The U.S. has enjoyed its longest economic expansion on record without triggering inflation as interest rates remain historically low [Editor's note: the link may be paywalled]. From a report: [...] So in 2013 Larry Summers, a former top adviser to Presidents Bill Clinton and Barack Obama and now an economist at Harvard University, advanced an alternative explanation: "secular stagnation." He borrowed the phrase from an earlier Harvard economist, Alvin Hansen who used it in 1938 to describe the Great Depression's persistently weak growth and high unemployment. Mr. Hansen tied it to weak investment due to slow population growth: Businesses had less need to invest when there were fewer new workers and customers and when aging households bought fewer big-ticket products like houses. Slow population growth is once again weighing on growth and interest rates, Mr. Summers noted, and he added several other factors: the fastest-growing businesses, such as social-media platforms, invest little of their rich profits. Higher inequality meant more income flows to the high-saving, low-spending rich. Though initially skeptical of Mr.
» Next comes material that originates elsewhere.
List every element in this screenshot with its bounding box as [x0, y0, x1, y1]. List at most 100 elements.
Summers's thesis, many economists have since warmed to it, at least for other parts of the world, if not the U.S. In some countries like Germany a persistent excess of savings manifests itself as a trade surplus which flows into other countries' bonds, holding down interest rates around the world. Secular stagnation has several profound implications. First, with interest rates closer to zero, central banks are less able to combat future recessions. Second, a structural shortage of private borrowing means governments can run big deficits without pushing up interest rates. Indeed, given central banks' lack of ammunition, governments should run deficits, or the economy will stagnate. Reducing entitlements such as future Social Security benefits in the name of fiscal prudence may worsen the problem by encouraging households to save more.